UK faces calls for ‘Plan B’ with virus cases high and rising
Life has returned to normal for millions in Britain since coronavirus restrictions were lifted over the summer. But while the rules have vanished, the virus hasn’t. Many scientists are now calling on the government to reimpose social restrictions and speed up booster vaccinations as coronavirus infection rates, already Europe’s highest, rise still further. The U.K. recorded 43,738 new COVID-19 cases on Tuesday, slightly down from the 49,156 reported Monday, which was the largest number since mid-July. New infections have averaged more than 44,000 a day over the past week, a 16% increase on the week before. Last week, the Office for National Statistics estimated that one in 60 people in England had the virus, one of the highest levels seen in Britain during the pandemic.
Pfizer/BioNTech COVID-19 vaccine highly protective in 12-18 age group - U.S. CDC study
The Pfizer Inc/BioNTech SE COVID-19 vaccine was 93% effective in preventing hospitalizations among those aged 12 to 18, according to an analysis released by the U.S. Centers for Disease Control and Prevention (CDC) on Tuesday. The study was conducted between June and September, when the extremely contagious Delta variant of the coronavirus was predominant. Yet, the data from 19 pediatric hospitals showed that among the 179 patients who were hospitalized for COVID-19, 97% were unvaccinated, providing reassurance of the vaccine's efficacy.

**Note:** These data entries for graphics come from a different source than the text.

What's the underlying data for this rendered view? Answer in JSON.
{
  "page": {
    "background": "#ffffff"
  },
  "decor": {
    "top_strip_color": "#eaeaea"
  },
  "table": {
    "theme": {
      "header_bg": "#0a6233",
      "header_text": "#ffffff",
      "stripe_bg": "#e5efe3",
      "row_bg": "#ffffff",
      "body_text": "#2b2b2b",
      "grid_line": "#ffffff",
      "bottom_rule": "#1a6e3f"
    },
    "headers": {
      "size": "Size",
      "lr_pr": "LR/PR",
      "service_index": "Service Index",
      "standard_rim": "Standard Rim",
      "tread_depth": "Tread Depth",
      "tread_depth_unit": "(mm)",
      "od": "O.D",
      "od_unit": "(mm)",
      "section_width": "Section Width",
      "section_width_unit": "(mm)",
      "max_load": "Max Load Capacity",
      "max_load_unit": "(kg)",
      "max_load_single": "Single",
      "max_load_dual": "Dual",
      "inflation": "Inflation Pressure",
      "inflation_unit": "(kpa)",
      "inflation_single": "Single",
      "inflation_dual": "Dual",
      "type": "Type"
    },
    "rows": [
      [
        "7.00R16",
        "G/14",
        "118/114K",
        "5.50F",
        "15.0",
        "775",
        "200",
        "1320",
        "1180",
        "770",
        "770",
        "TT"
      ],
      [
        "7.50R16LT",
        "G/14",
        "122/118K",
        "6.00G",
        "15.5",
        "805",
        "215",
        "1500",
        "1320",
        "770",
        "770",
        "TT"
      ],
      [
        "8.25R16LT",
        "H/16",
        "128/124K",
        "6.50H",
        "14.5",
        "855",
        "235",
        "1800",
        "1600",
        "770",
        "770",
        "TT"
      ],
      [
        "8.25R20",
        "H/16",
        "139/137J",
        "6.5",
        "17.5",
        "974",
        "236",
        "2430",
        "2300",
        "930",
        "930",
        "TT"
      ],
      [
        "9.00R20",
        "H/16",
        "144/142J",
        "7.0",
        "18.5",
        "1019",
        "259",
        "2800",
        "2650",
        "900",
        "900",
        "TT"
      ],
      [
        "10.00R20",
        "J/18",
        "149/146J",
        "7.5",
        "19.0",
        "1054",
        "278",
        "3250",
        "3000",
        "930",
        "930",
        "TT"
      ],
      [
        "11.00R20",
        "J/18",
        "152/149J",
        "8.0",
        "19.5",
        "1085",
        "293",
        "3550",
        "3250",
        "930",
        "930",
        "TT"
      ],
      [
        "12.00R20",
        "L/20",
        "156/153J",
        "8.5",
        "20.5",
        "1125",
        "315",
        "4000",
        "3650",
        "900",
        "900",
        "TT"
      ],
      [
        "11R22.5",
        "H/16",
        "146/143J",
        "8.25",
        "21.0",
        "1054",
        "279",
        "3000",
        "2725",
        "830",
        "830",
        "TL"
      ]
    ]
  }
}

Oxford scientists working on new Covid vaccine to target Delta variant
A new and modified version of the Oxford vaccine is being developed to target the Delta coronavirus variant, The Independent understands. Early work has been started by members of Professor Dame Sarah Gilbert’s team at the University of Oxford – the same scientists behind the AstraZeneca jab first rolled out in January. A source told The Independent the new vaccine was being designed with the aim of “having something on the shelf ready to scale up – if it’s needed”. Although the UK’s vaccine programme was singled out as a success in a recent report which largely condemned the government for its handling of Covid-19, scientists have insisted there is still more to be done in better protecting the nation, with large pockets of the population and certain communities still not fully vaccinated.